L’histoire se déroule à Pont-Aven en 1886. Clémence de Rosmadec, jeune fille de bonne famille, vient passer l’été chez sa grand-mère, dans la maison familiale de la Josselière. Clémence est peintre et compte bien profiter de son séjour pour perfectionner son art -peut-être au contact de M. Gauguin, encore peu connu mais dont elle admire le travail.
Mais voilà que dès les premier jours Clémence découvre le cadavre d’une jeune femme, modèle peu farouche qui posait nue -et plus si affinités- pour les peintres des environs. C’est Gildas, ami d’enfance de Clémence, qui est désigné comme le parfait suspect pour ce crime. Mais notre héroïne ne croit pas à la culpabilité du jeune marin et va tout mettre en oeuvre pour l’innocenter.
Avec ce roman Yves Josso a manifestement voulu instruire le lecteur sur les peintres de Pont-Aven, la querelle des académiques et des impressionnistes; les us et moeurs de la Bretagne et même la musique classique puisque la mère de Clémence se trouve être une concertiste internationale.

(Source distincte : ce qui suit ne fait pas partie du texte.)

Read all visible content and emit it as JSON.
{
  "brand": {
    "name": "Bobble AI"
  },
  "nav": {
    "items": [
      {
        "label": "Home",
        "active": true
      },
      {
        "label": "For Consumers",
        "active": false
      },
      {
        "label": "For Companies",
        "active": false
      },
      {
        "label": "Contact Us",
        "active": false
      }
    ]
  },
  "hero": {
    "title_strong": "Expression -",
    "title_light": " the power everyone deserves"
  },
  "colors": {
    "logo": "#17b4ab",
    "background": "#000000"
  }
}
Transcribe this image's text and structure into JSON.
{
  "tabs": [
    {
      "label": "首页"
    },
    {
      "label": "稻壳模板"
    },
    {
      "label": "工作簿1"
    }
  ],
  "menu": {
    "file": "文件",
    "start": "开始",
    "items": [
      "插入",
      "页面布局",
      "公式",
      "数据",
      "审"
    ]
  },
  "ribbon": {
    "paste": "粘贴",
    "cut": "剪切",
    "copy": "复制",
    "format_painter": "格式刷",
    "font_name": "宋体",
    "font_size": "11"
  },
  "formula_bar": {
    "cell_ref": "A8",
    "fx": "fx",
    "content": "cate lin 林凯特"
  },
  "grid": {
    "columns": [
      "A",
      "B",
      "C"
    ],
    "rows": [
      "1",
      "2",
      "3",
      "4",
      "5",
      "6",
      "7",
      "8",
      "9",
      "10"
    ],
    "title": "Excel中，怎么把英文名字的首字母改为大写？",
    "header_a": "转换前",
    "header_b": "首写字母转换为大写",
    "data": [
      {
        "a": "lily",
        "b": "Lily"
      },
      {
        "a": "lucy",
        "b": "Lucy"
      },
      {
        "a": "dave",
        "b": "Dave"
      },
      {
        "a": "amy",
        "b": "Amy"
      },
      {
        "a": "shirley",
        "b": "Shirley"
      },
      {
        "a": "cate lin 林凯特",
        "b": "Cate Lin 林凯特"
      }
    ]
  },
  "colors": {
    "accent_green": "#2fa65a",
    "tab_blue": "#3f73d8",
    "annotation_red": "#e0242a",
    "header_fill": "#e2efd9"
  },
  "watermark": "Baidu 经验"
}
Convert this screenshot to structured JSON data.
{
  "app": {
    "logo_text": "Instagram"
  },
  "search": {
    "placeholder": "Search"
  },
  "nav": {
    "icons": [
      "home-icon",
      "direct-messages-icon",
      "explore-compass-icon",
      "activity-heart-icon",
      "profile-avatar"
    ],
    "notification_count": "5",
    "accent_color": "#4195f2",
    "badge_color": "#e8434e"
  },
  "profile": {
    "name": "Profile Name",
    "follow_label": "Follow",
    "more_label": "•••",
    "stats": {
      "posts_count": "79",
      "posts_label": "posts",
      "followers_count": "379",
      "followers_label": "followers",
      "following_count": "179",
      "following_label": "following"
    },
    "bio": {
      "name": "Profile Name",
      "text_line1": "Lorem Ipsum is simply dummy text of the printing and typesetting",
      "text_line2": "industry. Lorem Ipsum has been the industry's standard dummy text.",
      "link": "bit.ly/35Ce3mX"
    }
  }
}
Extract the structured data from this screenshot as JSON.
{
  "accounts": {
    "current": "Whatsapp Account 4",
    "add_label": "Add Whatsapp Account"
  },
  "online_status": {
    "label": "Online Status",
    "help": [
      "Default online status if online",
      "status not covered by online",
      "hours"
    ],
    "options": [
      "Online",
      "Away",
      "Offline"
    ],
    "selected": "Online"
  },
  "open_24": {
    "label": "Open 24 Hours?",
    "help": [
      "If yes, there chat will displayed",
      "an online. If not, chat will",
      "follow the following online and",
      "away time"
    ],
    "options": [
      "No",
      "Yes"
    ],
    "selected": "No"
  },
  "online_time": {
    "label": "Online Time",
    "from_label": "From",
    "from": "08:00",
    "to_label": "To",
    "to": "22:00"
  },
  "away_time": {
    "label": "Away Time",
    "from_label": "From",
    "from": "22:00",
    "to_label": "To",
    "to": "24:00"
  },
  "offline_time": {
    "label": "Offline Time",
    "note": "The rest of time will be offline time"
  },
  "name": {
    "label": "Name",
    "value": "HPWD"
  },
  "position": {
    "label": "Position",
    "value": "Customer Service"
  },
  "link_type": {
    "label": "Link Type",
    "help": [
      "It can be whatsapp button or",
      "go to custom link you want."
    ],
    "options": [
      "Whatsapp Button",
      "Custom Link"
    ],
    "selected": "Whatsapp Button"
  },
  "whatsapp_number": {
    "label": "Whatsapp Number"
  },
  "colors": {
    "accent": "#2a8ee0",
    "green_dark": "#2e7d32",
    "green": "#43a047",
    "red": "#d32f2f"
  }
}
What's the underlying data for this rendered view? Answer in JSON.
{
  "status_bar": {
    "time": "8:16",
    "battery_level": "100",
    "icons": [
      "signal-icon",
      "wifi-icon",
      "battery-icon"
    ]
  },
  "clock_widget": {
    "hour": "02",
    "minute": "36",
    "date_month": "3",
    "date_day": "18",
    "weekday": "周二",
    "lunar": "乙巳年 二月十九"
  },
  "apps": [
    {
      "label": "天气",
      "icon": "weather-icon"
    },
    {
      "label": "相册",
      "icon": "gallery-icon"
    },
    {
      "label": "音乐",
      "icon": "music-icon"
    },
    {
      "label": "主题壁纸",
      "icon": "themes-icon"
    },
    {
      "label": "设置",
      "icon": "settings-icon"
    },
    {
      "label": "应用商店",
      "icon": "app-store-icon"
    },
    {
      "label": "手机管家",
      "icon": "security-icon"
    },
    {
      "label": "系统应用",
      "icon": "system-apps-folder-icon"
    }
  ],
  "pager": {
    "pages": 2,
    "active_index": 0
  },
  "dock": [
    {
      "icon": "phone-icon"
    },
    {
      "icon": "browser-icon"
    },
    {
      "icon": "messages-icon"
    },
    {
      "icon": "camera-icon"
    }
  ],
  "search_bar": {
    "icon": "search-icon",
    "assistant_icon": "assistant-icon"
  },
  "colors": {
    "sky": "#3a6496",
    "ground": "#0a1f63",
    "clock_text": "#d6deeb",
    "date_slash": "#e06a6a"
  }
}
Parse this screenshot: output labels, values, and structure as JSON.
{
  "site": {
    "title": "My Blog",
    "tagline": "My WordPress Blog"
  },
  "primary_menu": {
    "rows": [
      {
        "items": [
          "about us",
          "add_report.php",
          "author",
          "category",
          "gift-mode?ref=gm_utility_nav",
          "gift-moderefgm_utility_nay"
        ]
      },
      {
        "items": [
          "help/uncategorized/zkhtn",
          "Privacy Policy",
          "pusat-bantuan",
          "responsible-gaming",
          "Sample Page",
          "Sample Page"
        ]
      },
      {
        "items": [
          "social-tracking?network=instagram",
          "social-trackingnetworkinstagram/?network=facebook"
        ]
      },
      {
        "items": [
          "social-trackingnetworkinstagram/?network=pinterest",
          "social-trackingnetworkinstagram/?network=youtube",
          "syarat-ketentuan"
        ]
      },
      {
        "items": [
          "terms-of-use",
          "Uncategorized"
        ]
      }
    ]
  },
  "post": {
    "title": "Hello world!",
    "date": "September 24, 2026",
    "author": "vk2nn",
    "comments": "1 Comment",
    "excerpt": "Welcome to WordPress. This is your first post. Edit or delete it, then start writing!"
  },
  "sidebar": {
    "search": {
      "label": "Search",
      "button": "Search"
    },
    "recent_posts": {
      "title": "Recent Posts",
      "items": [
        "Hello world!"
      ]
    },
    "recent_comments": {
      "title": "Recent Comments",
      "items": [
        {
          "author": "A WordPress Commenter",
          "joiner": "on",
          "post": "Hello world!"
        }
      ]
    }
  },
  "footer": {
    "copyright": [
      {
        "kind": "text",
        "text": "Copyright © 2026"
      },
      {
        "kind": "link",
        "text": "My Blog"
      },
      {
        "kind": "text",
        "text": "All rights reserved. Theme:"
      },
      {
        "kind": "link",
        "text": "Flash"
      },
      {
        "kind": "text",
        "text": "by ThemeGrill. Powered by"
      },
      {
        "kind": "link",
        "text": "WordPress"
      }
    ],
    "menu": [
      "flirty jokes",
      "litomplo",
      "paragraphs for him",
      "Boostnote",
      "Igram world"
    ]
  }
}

Tout ceci fait un peu beaucoup d’autant plus que les personnages ont trop souvent tendance à s’écouter parler et à réciter leur leçon : le style est parfois lourdement didactique, les informations, sans doute intéressantes, arrivent de façon peu naturelle. Cette maladresse n’est guère rattrapée par l’intrigue criminelle mollasse. Cela se laisse lire finalement mais il est peu probable que je lise le deuxième épisode de cette série que l’on m’a prêté avec le premier.
Hélène Berr, Journal, Tallandier
En 1942 Hélène Berr avait 21 ans, elle était issue d’une famille de la bourgeoisie intellectuelle parisienne, elle était étudiante en Anglais à la Sorbonne et elle était Juive. En avril 1942 elle commence son journal et le tient jusqu’en novembre. En août 1943, après une interruption de neuf mois, elle reprend la plume jusqu’au 8 mars 1944, date à laquelle elle est arrêtée avec son père et sa mère. Déportée à Auschwitz, transférée à Bergen-Belsen par une « marche de la mort », elle y meurt en avril 1945.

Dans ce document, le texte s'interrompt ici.